In this context, which is unlikely to change until the UK enters into bilateral agreements with the EU on the enforcement and recognition of court judgments, it is high time for the creative industries to ensure that any dispute arising out of their new contractual agreements are resolved through arbitration.
Indeed, as explained in our article ‟Alternative dispute resolution in the creative industries”, arbitral awards are recognised and enforced by the Convention on the recognition and enforcement of foreign arbitral awards 1958 (the ‟New York convention”). The New York convention is unaffected by Brexit, since it was signed by the UK as a contracting state. Moreover, London, the UK capital, is one of the most popular and trusted arbitral seats in the world. Conscious of the issues caused by Brexit on the enforcement and recognition of court judgments, the UK government has decided to boost further its country’s attractiveness as an arbitration seat, by reviewing, and upgrading its Arbitration act 1996.
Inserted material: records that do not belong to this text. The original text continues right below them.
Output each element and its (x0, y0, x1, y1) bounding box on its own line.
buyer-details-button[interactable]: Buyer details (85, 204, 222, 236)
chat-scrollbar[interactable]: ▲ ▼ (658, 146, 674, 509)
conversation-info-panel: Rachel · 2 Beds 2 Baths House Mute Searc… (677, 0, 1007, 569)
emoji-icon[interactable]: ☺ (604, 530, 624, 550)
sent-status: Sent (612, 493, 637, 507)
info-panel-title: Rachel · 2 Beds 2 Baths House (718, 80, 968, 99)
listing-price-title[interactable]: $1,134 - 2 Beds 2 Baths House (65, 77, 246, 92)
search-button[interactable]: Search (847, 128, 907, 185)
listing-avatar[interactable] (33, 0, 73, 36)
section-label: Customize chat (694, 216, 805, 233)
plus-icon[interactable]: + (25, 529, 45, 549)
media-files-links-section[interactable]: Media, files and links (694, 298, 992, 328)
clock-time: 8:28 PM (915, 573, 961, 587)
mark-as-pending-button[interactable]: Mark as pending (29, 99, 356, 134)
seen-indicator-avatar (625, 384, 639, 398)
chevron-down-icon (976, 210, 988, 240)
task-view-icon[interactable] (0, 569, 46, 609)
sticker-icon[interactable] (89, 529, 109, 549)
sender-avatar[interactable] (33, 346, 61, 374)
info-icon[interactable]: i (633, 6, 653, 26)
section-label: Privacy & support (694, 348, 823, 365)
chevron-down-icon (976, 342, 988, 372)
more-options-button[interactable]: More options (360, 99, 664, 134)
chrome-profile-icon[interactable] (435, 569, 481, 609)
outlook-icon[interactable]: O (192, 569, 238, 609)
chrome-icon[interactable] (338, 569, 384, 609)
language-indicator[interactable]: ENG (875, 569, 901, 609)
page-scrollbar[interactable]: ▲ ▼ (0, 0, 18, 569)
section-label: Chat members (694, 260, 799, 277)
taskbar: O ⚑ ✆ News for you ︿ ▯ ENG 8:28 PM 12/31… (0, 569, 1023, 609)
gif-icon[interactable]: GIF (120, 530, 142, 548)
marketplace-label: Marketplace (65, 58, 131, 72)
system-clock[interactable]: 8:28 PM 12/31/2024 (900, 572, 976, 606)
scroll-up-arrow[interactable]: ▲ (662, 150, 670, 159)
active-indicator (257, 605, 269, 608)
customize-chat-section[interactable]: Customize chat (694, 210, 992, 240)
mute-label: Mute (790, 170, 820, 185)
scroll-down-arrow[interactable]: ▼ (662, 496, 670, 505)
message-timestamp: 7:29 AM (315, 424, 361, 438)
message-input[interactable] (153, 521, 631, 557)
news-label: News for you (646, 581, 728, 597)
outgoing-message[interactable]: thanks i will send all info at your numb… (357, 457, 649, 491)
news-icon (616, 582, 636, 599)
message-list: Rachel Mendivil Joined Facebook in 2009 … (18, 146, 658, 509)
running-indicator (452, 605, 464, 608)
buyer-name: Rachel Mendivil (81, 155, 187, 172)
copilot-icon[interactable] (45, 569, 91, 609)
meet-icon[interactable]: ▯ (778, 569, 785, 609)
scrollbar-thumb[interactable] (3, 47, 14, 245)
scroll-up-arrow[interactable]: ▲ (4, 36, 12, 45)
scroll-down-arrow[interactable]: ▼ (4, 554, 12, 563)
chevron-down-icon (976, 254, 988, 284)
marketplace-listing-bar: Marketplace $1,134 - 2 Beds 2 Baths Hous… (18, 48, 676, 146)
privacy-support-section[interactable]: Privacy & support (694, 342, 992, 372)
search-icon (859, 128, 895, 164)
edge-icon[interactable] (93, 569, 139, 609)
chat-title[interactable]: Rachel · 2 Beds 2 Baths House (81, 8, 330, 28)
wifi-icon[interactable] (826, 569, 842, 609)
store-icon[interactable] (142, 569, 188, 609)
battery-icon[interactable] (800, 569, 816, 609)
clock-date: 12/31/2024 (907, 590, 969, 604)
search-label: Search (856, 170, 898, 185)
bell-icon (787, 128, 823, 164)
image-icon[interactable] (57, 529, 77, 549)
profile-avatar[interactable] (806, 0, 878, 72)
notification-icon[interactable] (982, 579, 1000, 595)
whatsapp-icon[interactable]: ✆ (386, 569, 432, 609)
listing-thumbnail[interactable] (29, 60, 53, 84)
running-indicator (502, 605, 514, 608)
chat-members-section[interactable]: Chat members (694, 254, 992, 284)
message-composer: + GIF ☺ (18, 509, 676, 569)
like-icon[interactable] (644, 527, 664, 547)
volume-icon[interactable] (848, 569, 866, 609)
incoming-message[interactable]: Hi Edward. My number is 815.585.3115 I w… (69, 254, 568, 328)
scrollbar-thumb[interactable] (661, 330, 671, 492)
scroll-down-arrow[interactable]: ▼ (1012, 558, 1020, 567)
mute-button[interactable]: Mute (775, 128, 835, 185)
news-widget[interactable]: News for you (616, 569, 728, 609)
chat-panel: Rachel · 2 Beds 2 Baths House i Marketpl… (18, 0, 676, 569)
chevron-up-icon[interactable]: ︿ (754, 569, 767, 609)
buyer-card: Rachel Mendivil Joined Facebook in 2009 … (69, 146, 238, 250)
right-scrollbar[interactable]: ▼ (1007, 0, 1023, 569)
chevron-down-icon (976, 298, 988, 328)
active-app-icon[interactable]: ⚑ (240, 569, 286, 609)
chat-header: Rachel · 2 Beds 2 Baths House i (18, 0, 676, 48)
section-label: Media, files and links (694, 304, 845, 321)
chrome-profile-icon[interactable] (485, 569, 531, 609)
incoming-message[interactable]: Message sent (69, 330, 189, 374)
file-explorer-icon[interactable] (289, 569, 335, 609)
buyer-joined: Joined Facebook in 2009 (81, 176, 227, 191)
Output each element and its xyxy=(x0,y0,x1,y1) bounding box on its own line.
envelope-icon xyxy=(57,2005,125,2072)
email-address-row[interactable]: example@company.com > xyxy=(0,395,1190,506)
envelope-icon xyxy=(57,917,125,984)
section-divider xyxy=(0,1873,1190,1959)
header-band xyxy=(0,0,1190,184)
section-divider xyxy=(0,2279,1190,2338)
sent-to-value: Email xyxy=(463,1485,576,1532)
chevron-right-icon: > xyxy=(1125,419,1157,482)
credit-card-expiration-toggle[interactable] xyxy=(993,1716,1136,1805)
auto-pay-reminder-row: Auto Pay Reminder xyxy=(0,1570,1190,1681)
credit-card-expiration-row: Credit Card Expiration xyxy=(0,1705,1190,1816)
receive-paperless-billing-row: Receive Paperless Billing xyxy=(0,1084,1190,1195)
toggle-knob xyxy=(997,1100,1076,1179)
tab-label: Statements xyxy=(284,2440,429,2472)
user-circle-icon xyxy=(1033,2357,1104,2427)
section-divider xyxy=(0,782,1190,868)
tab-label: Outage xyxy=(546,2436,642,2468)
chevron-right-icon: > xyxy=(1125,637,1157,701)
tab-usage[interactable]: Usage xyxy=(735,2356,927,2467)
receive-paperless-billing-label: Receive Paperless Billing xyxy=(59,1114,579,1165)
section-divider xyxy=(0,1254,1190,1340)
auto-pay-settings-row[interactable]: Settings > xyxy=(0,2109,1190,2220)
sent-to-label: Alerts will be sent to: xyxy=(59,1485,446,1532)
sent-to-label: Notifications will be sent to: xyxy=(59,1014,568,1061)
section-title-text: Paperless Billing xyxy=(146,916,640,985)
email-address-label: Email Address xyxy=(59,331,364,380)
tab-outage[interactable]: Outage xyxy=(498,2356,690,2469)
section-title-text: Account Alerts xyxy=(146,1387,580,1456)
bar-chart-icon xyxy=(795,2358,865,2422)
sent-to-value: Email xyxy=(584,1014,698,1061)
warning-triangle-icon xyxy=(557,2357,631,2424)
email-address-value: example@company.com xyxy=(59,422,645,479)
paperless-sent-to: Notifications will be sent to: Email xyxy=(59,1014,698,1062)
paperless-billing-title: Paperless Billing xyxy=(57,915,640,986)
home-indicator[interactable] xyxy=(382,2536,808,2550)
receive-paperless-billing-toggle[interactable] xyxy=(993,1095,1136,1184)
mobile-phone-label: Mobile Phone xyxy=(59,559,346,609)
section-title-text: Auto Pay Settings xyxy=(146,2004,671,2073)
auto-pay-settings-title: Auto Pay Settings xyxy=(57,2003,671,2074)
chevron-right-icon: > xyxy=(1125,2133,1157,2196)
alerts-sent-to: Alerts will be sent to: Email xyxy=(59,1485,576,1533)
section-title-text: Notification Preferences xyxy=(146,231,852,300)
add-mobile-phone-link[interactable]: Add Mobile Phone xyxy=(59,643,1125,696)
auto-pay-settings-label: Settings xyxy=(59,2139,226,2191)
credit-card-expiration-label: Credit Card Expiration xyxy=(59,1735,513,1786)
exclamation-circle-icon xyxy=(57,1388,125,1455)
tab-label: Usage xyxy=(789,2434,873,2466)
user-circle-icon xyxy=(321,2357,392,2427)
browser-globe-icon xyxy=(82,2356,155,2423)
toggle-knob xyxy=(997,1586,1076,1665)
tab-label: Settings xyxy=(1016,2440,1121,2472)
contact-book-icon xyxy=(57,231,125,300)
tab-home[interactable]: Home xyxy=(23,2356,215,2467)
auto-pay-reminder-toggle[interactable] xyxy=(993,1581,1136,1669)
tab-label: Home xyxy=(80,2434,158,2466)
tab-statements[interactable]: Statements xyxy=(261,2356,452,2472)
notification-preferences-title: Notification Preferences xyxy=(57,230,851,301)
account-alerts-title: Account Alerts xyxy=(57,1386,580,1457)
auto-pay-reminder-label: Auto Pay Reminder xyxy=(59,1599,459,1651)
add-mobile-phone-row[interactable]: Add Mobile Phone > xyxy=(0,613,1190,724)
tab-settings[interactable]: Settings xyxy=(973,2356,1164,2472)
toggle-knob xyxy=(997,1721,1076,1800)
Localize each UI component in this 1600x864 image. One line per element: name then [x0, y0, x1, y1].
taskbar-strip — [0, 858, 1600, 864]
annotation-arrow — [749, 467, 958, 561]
Creative companies and individuals would therefore be well-inspired to set out some arbitration clauses in their contracts, going forward, in order to:
- preserve long-established relationships with their cross-border trade partners;
- protect their reputation and goodwill via the confidentiality afforded by arbitration processes;
- resolve their disputes in tech-savvy environment, which limit any obligation to travel to the arbitration seat, via the wide-use of virtual hearings;
- entrust specialist arbitrators, who know the creative sector in which the dispute has arisen inside out, with delivering fair, accurate and impartial arbitral awards.